AFAIK you need to pass the optimization flags aswell, atleast I recall having to do so the last time I benchmarked LTO (which was on 4.7, not 4.8), so:
CXXFLAGS = -O3 -march=native -flto -fwhole-program
LDFLAGS = -O3 -march=native -flto -fwhole-program -Wall (... and whatever other linker options you have)
or just reference the CXXFLAGS variable as I did above:
LDFLAGS = $(CXXFLAGS) -Wall
I believe this is necessary due to the ability of using LTO on object files written in different languages, but I may be wrong. I haven't really dived into LTO as I haven't gotten any major gains from it for my own code, particularly when compared to PGO which pretty much always yield gains, often significant.
I've never heard of PGO until now, but would love to see some recent benchmarks. Most of the articles I saw were reporting up to ~10% gains.
Also, from man gcc:
Code:To use the link-time optimizer, -flto needs to be specified at compile time and during the final link.
No, then you get -O0 optimizations. LTO means link-time optimizations, which means the linker does the optimizations, which again means the linker needs the optimization flags, but the compiler does not.
So
CXXFLAGS = -flto
LDFLAGS = -O3 -march=native -flto -fwhole-program
Would work, but your example would not.
Note you can also speed up the compilation even more by disabling fat object files, by default GCC produces object files that both contain the code for LTO linking and traditional object code, the later is not needed if you are going to use LTO anyway on the final link. Edit: Using -fno-fat-lto-objects as a compile time flag.

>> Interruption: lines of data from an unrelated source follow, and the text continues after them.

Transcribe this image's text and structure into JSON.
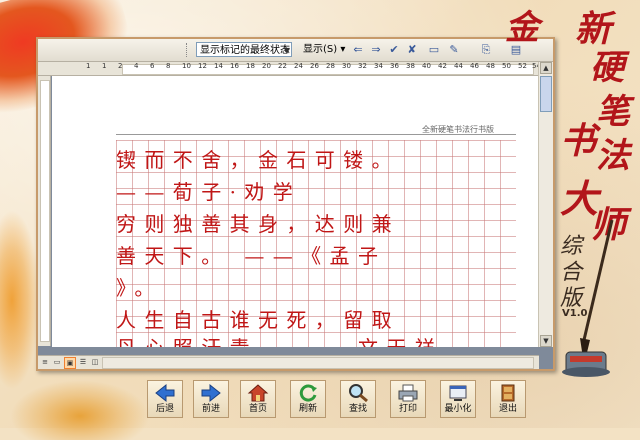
{
  "app": {
    "title_chars": [
      "金",
      "新",
      "硬",
      "笔",
      "书",
      "法",
      "大",
      "师"
    ],
    "subtitle_chars": [
      "综",
      "合",
      "版"
    ],
    "version": "V1.0"
  },
  "toolbar": {
    "markup_state": "显示标记的最终状态",
    "show_label": "显示(S)"
  },
  "ruler": {
    "labels": [
      "1",
      "1",
      "2",
      "4",
      "6",
      "8",
      "10",
      "12",
      "14",
      "16",
      "18",
      "20",
      "22",
      "24",
      "26",
      "28",
      "30",
      "32",
      "34",
      "36",
      "38",
      "40",
      "42",
      "44",
      "46",
      "48",
      "50",
      "52",
      "54"
    ],
    "visible_labels": [
      "1",
      "1",
      "2",
      "4",
      "6",
      "8",
      "10",
      "12",
      "14",
      "16",
      "18",
      "20",
      "22",
      "24",
      "26",
      "28",
      "30",
      "32",
      "34",
      "36",
      "38",
      "40",
      "42",
      "44",
      "46",
      "48",
      "50",
      "52",
      "54"
    ]
  },
  "document": {
    "header_text": "全新硬笔书法行书版",
    "lines": [
      "  锲而不舍，金石可镂。",
      "  ——荀子·劝学",
      "  穷则独善其身，达则兼",
      "善天下。  ——《孟子",
      "》。",
      "  人生自古谁无死，留取",
      "丹心照汗青。 ——文天祥"
    ]
  },
  "nav": {
    "buttons": [
      {
        "label": "后退",
        "icon": "back-arrow-icon"
      },
      {
        "label": "前进",
        "icon": "forward-arrow-icon"
      },
      {
        "label": "首页",
        "icon": "home-icon"
      },
      {
        "label": "刷新",
        "icon": "refresh-icon"
      },
      {
        "label": "查找",
        "icon": "search-icon"
      },
      {
        "label": "打印",
        "icon": "printer-icon"
      },
      {
        "label": "最小化",
        "icon": "minimize-icon"
      },
      {
        "label": "退出",
        "icon": "exit-door-icon"
      }
    ]
  },
  "colors": {
    "ink_red": "#c01616",
    "title_red": "#b2151a",
    "frame": "#c79a6a"
  }
}
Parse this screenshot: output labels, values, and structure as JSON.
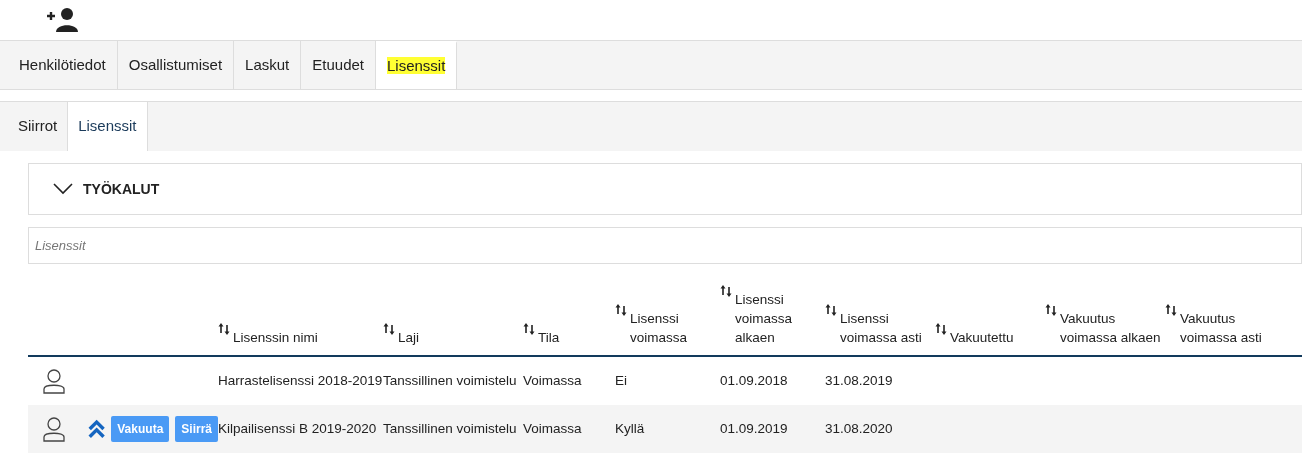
{
  "tabs": [
    {
      "label": "Henkilötiedot",
      "selected": false,
      "highlighted": false
    },
    {
      "label": "Osallistumiset",
      "selected": false,
      "highlighted": false
    },
    {
      "label": "Laskut",
      "selected": false,
      "highlighted": false
    },
    {
      "label": "Etuudet",
      "selected": false,
      "highlighted": false
    },
    {
      "label": "Lisenssit",
      "selected": true,
      "highlighted": true
    }
  ],
  "subtabs": [
    {
      "label": "Siirrot",
      "selected": false
    },
    {
      "label": "Lisenssit",
      "selected": true
    }
  ],
  "tools": {
    "label": "TYÖKALUT",
    "expanded": false
  },
  "search": {
    "placeholder": "Lisenssit"
  },
  "table": {
    "columns": [
      "Lisenssin nimi",
      "Laji",
      "Tila",
      "Lisenssi voimassa",
      "Lisenssi voimassa alkaen",
      "Lisenssi voimassa asti",
      "Vakuutettu",
      "Vakuutus voimassa alkaen",
      "Vakuutus voimassa asti"
    ],
    "rows": [
      {
        "highlighted": false,
        "promoted": false,
        "buttons": [],
        "cells": [
          "Harrastelisenssi 2018-2019",
          "Tanssillinen voimistelu",
          "Voimassa",
          "Ei",
          "01.09.2018",
          "31.08.2019"
        ]
      },
      {
        "highlighted": true,
        "promoted": true,
        "buttons": [
          "Vakuuta",
          "Siirrä"
        ],
        "cells": [
          "Kilpailisenssi B 2019-2020",
          "Tanssillinen voimistelu",
          "Voimassa",
          "Kyllä",
          "01.09.2019",
          "31.08.2020"
        ]
      }
    ]
  }
}
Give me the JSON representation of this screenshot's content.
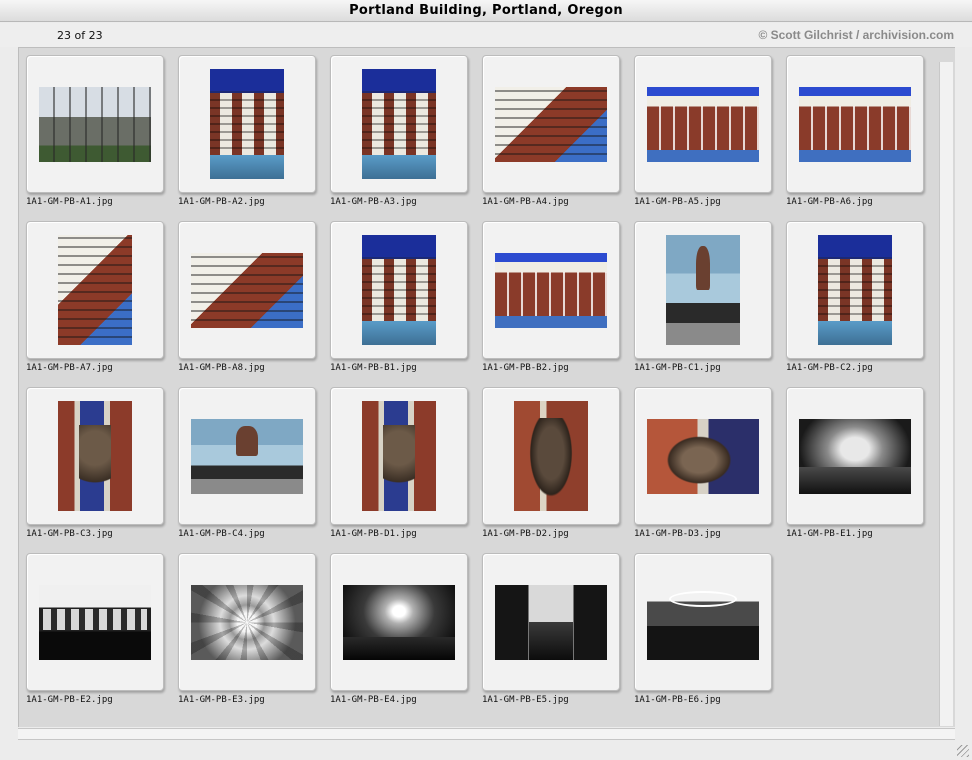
{
  "window": {
    "title": "Portland Building, Portland, Oregon",
    "counter": "23 of 23",
    "credit": "© Scott Gilchrist / archivision.com"
  },
  "slides": [
    {
      "name": "1A1-GM-PB-A1.jpg"
    },
    {
      "name": "1A1-GM-PB-A2.jpg"
    },
    {
      "name": "1A1-GM-PB-A3.jpg"
    },
    {
      "name": "1A1-GM-PB-A4.jpg"
    },
    {
      "name": "1A1-GM-PB-A5.jpg"
    },
    {
      "name": "1A1-GM-PB-A6.jpg"
    },
    {
      "name": "1A1-GM-PB-A7.jpg"
    },
    {
      "name": "1A1-GM-PB-A8.jpg"
    },
    {
      "name": "1A1-GM-PB-B1.jpg"
    },
    {
      "name": "1A1-GM-PB-B2.jpg"
    },
    {
      "name": "1A1-GM-PB-C1.jpg"
    },
    {
      "name": "1A1-GM-PB-C2.jpg"
    },
    {
      "name": "1A1-GM-PB-C3.jpg"
    },
    {
      "name": "1A1-GM-PB-C4.jpg"
    },
    {
      "name": "1A1-GM-PB-D1.jpg"
    },
    {
      "name": "1A1-GM-PB-D2.jpg"
    },
    {
      "name": "1A1-GM-PB-D3.jpg"
    },
    {
      "name": "1A1-GM-PB-E1.jpg"
    },
    {
      "name": "1A1-GM-PB-E2.jpg"
    },
    {
      "name": "1A1-GM-PB-E3.jpg"
    },
    {
      "name": "1A1-GM-PB-E4.jpg"
    },
    {
      "name": "1A1-GM-PB-E5.jpg"
    },
    {
      "name": "1A1-GM-PB-E6.jpg"
    }
  ]
}
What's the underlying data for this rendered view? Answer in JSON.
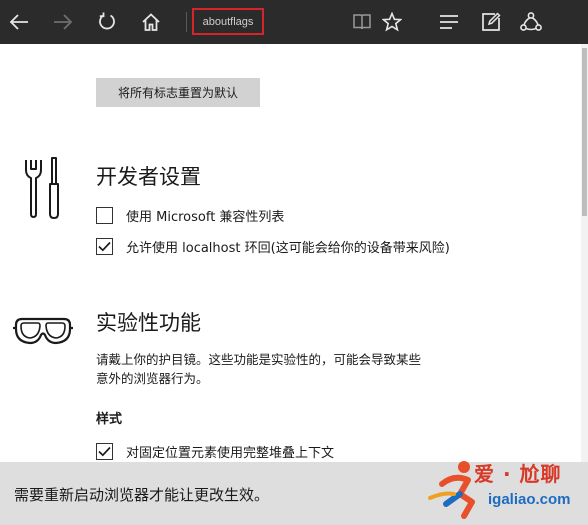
{
  "toolbar": {
    "back_icon": "arrow-left-icon",
    "forward_icon": "arrow-right-icon",
    "refresh_icon": "refresh-icon",
    "home_icon": "home-icon",
    "address_value": "aboutflags",
    "reading_view_icon": "book-icon",
    "favorite_icon": "star-icon",
    "hub_icon": "hub-icon",
    "note_icon": "pen-note-icon",
    "share_icon": "share-icon",
    "highlight_color": "#d6242b"
  },
  "reset_button": {
    "label": "将所有标志重置为默认"
  },
  "developer_section": {
    "title": "开发者设置",
    "icon": "wrench-screwdriver-icon",
    "options": [
      {
        "label": "使用 Microsoft 兼容性列表",
        "checked": false
      },
      {
        "label": "允许使用 localhost 环回(这可能会给你的设备带来风险)",
        "checked": true
      }
    ]
  },
  "experimental_section": {
    "title": "实验性功能",
    "icon": "goggles-icon",
    "description_line1": "请戴上你的护目镜。这些功能是实验性的，可能会导致某些",
    "description_line2": "意外的浏览器行为。",
    "subheading": "样式",
    "options": [
      {
        "label": "对固定位置元素使用完整堆叠上下文",
        "checked": true
      }
    ]
  },
  "notice": {
    "text": "需要重新启动浏览器才能让更改生效。"
  },
  "watermark": {
    "line1": "爱 · 尬聊",
    "line2": "igaliao.com",
    "logo": "running-figure-logo"
  }
}
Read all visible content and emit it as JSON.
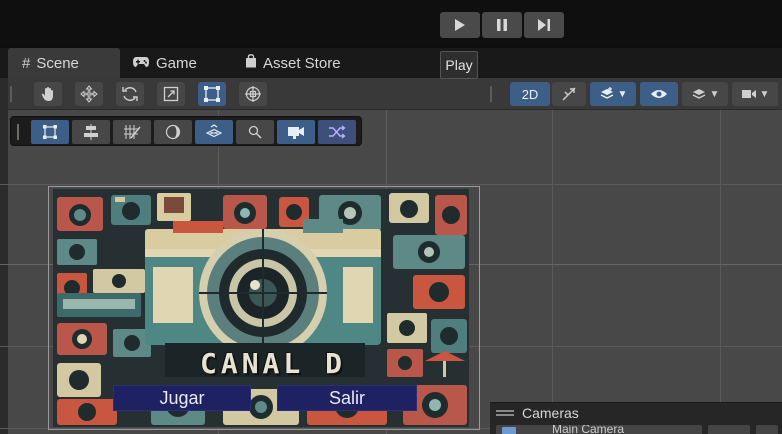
{
  "playbar": {
    "buttons": [
      "play-icon",
      "pause-icon",
      "step-icon"
    ]
  },
  "tabs": [
    {
      "label": "Scene",
      "icon": "grid-hash-icon",
      "active": true
    },
    {
      "label": "Game",
      "icon": "gamepad-icon",
      "active": false
    },
    {
      "label": "Asset Store",
      "icon": "shopping-bag-icon",
      "active": false
    }
  ],
  "tooltip": {
    "text": "Play"
  },
  "scene_toolbar": {
    "tools": [
      "hand-icon",
      "move-icon",
      "rotate-icon",
      "scale-icon",
      "rect-icon",
      "transform-icon"
    ],
    "selected_tool": "rect-icon",
    "mode_2d_label": "2D",
    "right_tools": [
      "lighting-toggle-icon",
      "gizmo-layers-icon",
      "visibility-icon",
      "layers-icon",
      "camera-icon"
    ]
  },
  "overlay_toolbar": {
    "tools": [
      "rect-select-icon",
      "align-icon",
      "grid-snap-icon",
      "shading-icon",
      "orientation-icon",
      "search-icon",
      "camera-preview-icon",
      "shuffle-icon"
    ]
  },
  "game_canvas": {
    "title_text": "CANAL D",
    "buttons": [
      {
        "label": "Jugar"
      },
      {
        "label": "Salir"
      }
    ]
  },
  "cameras_panel": {
    "title": "Cameras",
    "row_label": "Main Camera"
  },
  "colors": {
    "accent_blue": "#3d5f87",
    "scene_bg": "#484848",
    "button_navy": "#1f2262"
  }
}
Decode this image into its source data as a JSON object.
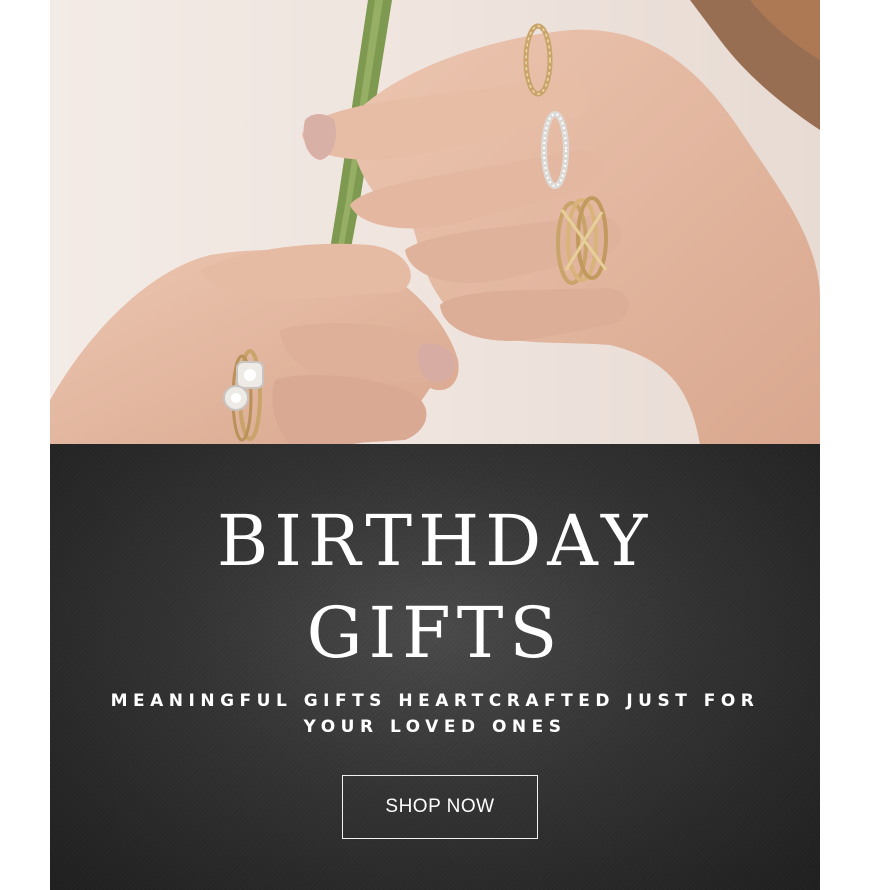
{
  "hero": {
    "image_subject": "hands-with-rings-holding-stem",
    "colors": {
      "backdrop": "#efe6e1",
      "skin": "#e2b7a0",
      "stem": "#7e9950",
      "gold": "#c9a46a",
      "silver": "#d9d6d2"
    }
  },
  "promo": {
    "headline_line1": "BIRTHDAY",
    "headline_line2": "GIFTS",
    "subtitle": "MEANINGFUL GIFTS HEARTCRAFTED JUST FOR YOUR LOVED ONES",
    "cta_label": "SHOP NOW",
    "colors": {
      "panel": "#333333",
      "text": "#ffffff",
      "button_border": "#f2f2f2"
    }
  }
}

Last edited by carewolf; 02-10-2013 at 01:21 PM.
http://gcc.gnu.org/onlinedocs/gcc/Optimize-Options.htmlAdditionally, the optimization flags used to compile individual files are not necessarily related to those used at link time. For instance,
gcc -c -O0 -flto foo.c
gcc -c -O0 -flto bar.c
gcc -o myprog -flto -O3 foo.o bar.o
This produces individual object files with unoptimized assembler code, but the resulting binary myprog is optimized at -O3. If, instead, the final binary is generated without -flto, then myprog is not optimized.